« Partout et nulle part » : le cadavre parlant
1Les cadavres de Villon, peut-être les cadavres parlants les plus connus de la littérature française, ne se confessent pas : ils en appellent à l’identification du lecteur, ils demandent de la compassion et représentent notre destin commun. Ces pendus, ces corps ballants, sont à la fois des criminels punis et des victimes de la justice humaine et de la nature. Le narrateur fait figure de memento mori, nous rappelant notre propre mortalité tout en évoquant (pour le lecteur moderne) un moment de l’histoire française où la présence des cadavres faisait partie de la vie quotidienne — que ce soient les pendus dans l’espace public ou les défunts dans l’intimité du foyer.

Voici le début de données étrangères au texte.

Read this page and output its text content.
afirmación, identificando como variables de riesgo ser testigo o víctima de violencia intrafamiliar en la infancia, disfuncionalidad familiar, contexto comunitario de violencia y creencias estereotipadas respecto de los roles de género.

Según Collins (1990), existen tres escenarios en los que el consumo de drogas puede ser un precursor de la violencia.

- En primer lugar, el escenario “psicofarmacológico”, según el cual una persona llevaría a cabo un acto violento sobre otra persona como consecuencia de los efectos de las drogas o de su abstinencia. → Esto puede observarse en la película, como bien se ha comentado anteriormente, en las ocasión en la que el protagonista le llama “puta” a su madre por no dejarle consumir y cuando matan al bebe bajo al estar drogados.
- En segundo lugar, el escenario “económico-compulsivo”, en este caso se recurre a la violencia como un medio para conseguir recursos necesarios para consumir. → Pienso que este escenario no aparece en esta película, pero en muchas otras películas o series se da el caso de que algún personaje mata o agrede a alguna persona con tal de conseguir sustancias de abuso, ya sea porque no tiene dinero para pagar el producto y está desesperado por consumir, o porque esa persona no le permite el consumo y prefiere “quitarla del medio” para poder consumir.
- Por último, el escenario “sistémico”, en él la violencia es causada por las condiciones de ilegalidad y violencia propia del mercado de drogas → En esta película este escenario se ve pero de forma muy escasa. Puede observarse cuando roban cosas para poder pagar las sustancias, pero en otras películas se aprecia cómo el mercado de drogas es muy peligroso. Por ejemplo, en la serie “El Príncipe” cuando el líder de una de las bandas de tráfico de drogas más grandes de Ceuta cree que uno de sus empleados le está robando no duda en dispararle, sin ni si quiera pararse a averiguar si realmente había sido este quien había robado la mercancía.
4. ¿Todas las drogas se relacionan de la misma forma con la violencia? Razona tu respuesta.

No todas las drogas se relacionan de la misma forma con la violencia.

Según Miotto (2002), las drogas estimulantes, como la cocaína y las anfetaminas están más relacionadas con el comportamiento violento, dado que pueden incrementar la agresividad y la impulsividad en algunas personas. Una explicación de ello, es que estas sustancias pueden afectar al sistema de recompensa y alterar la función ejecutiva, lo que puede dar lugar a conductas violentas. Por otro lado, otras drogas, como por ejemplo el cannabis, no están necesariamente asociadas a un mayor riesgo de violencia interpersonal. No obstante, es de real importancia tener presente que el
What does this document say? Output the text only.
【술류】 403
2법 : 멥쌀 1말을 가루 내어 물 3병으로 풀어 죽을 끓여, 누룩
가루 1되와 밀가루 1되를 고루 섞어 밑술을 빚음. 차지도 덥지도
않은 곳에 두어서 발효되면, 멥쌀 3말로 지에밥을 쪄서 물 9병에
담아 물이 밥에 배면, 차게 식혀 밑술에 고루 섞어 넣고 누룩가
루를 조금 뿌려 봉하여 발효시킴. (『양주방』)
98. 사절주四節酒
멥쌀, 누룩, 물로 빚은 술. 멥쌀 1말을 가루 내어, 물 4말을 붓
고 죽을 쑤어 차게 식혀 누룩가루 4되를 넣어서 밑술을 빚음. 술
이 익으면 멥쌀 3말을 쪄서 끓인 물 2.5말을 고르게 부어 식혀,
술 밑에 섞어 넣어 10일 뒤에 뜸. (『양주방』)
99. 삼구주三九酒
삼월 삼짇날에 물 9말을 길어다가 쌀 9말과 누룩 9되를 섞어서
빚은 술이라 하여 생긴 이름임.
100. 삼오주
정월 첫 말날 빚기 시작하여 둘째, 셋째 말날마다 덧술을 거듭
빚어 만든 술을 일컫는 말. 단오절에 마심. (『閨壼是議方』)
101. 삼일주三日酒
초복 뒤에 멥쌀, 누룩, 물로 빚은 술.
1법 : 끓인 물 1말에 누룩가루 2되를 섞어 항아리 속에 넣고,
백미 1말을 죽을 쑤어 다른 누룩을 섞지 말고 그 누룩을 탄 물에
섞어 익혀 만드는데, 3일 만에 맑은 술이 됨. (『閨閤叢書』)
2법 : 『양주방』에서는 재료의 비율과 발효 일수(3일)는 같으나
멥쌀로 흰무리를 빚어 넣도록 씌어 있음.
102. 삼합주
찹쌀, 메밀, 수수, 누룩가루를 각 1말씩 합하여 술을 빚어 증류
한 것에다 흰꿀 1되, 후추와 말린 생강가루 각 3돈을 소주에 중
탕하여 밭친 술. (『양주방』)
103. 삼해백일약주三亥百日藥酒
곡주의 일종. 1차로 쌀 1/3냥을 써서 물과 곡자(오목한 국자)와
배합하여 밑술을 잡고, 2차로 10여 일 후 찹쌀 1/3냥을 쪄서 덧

2De même, les cadavres abordés par Maud Desmet dans Confessions du cadavre. Autopsie et figures du mort dans les séries et films policiers ne se confessent pas non plus au sens strict. Ici, il s’agit plutôt du cadavre « qui confesse silencieusement et métaphoriquement la faute d’un autre : le criminel dont il a été la victime » (p. 8). Si la confession depuis Augustin ou même Rousseau se fait plutôt dans la vie et au sujet de la vie du locuteur, les « confessions » dont parle M. Desmet nous informent plutôt de la mort — le comment, le pourquoi, le qui – et surtout de l’attitude des survivants vis-à-vis de ces corps-devenus-objets. Car ce qui intéresse M. Desmet, c’est la manière dont ces dépouilles nous parlent de notre société à l’époque contemporaine.
Considérant les fictions policières populaires comme des créations culturelles et de divertissement qui reflètent les sociétés contemporaines qui les produisent, nous envisageons qu’à travers celles-ci percent naturellement les inquiétudes, les angoisses, souvent inconscientes, qui les traversent. (p. 12‑13)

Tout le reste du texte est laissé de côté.